Quanto mais espaços vazios houver, mais coisas inúteis a gente vai juntar! Isso vale tanto para casas, quanto para quartos, mentes e corações.
Basta parar um instante e trazer à lembrança exemplos de casas que têm “aquele quartinho que não é de ninguém”. Espere alguns dias, e poderá observar que o lugar começará rapidamente a ganhar ares de acumulação.
Vem um e larga lá aquele casaco de neve, que ninguém vai usar tão cedo, porque aqui não neva. E, para falar a verdade, viajar para lugares nevados anda meio fora das possibilidades orçamentárias. Vem outro e deposita num cantinho, um violão ou um teclado que comprou por impulso, acreditando que arranjaria tempo para aprender a tocar um instrumento. Vem mais um outro e abandona em outro lugarzinho aquela coleção de revistas, ou figurinhas, ou canecas, ou sabe-se lá que outro tipo de cacarecos que, em algum momento da vida fazia todo sentido. Mas agora não faz mais.

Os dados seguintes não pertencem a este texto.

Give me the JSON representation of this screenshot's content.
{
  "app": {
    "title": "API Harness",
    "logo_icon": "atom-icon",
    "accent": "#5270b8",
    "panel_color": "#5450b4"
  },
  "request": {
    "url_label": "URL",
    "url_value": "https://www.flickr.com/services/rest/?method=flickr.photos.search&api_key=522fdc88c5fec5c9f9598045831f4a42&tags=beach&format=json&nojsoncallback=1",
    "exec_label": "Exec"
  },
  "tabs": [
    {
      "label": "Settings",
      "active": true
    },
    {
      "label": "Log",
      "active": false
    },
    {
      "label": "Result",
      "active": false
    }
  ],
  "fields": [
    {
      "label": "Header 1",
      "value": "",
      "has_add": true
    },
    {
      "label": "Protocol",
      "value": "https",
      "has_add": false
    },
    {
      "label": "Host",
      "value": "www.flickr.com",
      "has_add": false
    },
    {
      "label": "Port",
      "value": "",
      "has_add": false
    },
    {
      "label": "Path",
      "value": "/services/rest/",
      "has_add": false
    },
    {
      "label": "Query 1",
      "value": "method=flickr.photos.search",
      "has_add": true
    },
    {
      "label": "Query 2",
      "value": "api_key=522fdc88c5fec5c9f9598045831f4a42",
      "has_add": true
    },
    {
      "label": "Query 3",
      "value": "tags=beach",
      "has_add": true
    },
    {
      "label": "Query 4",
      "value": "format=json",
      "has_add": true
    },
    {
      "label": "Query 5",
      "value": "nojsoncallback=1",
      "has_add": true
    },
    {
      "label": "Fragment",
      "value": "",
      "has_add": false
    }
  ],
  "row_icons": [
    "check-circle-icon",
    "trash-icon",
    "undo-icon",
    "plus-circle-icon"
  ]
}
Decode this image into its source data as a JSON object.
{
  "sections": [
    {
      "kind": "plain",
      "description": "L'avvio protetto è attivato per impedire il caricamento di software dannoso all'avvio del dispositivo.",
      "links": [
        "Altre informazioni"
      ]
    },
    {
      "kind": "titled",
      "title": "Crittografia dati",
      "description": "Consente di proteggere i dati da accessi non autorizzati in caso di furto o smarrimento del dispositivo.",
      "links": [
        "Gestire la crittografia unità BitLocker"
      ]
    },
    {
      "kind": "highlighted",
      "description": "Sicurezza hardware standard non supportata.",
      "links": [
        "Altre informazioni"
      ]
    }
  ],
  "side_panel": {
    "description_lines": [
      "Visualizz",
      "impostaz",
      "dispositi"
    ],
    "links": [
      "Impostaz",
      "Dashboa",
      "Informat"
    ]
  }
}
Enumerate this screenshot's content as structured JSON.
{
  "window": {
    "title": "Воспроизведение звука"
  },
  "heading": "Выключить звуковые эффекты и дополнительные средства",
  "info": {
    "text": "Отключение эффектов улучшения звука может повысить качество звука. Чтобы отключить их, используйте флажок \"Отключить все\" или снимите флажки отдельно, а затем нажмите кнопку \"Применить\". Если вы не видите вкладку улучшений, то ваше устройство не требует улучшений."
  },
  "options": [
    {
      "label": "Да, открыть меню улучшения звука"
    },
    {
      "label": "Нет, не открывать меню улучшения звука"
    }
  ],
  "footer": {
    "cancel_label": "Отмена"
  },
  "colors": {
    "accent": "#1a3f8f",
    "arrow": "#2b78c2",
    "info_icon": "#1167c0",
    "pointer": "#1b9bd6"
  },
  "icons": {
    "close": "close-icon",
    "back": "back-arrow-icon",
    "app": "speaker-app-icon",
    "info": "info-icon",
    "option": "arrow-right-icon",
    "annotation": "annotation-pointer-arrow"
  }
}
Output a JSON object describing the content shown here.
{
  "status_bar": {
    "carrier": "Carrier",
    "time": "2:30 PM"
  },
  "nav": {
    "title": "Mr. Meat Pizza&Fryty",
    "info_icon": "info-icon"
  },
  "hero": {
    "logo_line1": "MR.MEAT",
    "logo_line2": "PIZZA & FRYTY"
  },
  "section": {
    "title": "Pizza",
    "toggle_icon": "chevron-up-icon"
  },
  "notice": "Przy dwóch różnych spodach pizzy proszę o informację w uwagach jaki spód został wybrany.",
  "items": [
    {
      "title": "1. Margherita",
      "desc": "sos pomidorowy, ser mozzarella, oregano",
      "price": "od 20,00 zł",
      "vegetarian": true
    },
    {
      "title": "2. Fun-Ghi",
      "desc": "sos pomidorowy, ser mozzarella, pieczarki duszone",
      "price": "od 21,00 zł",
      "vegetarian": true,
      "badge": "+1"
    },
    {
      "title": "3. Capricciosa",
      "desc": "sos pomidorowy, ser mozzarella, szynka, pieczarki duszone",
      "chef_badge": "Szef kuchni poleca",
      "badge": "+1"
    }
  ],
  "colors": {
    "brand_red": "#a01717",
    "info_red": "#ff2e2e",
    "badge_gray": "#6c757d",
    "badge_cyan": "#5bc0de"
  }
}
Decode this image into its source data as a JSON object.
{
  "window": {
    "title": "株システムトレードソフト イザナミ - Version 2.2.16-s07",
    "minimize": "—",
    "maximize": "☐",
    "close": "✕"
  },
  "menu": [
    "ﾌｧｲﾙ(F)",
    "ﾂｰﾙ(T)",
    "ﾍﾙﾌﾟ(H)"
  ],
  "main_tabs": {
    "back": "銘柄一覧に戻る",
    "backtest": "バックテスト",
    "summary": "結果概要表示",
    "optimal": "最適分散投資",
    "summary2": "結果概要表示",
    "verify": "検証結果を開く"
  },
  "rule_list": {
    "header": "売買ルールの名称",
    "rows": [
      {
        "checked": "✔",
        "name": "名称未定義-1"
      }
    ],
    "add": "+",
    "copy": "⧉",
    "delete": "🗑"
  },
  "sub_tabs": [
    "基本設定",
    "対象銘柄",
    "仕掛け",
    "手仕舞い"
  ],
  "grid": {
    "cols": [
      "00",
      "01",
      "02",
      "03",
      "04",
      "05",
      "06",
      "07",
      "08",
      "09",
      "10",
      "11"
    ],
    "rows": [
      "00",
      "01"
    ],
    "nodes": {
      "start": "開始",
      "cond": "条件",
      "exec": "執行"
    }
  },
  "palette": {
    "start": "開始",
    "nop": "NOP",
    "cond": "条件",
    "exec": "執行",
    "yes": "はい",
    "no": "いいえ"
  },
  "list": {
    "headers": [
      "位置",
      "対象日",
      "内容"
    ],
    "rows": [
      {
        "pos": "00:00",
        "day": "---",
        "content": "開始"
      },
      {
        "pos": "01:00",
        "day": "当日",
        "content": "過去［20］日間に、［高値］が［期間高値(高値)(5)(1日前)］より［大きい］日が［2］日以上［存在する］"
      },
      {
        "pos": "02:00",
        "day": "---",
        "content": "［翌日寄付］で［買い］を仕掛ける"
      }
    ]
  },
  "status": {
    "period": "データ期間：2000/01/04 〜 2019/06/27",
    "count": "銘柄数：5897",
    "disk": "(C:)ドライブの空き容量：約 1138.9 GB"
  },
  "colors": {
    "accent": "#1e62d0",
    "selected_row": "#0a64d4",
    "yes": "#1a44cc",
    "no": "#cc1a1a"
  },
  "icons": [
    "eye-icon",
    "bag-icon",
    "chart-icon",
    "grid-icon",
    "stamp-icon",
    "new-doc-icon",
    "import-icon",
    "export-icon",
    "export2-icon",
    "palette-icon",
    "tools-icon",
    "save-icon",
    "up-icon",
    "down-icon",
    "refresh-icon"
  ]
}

Mais algumas semanas e o lugar terá se transformado num depósito de coisas aleatórias e esquecidas. Mais alguns meses e a imagem será a de um caos, digno daqueles programas de TV a cabo, que mostram o triste destino de pessoas que não conseguem se desapegar de nenhum objeto que comprou, ganhou ou adquiriu sei lá de que jeito.
Pois com a vida em si, não é nada diferente. Mentes vazias são lugares absolutamente tentadores para ideias inúteis. Elas vão chegando de mansinho, ficam ali bem quietinhas num cantinho; com o tempo, penduram uma rede nas paredes da memória e vão se acomodando.
E, de repente, aproveitando-se de nossa distração, fazem morada dentro da gente, com direito a capacho na porta e tranca pelo lado de dentro. Instalam-se.
Tomam conta. Vão ocupando nossa cabecinha oca com pensamentos paralisantes e parasitas, que se alimentam vigorosamente de nossa criatividade, perseverança, esperança e amor próprio.
E, depois dessa apropriação indébita meu amigo, haja força de vontade e coragem para mover uma eficiente e definitiva ação de despejo.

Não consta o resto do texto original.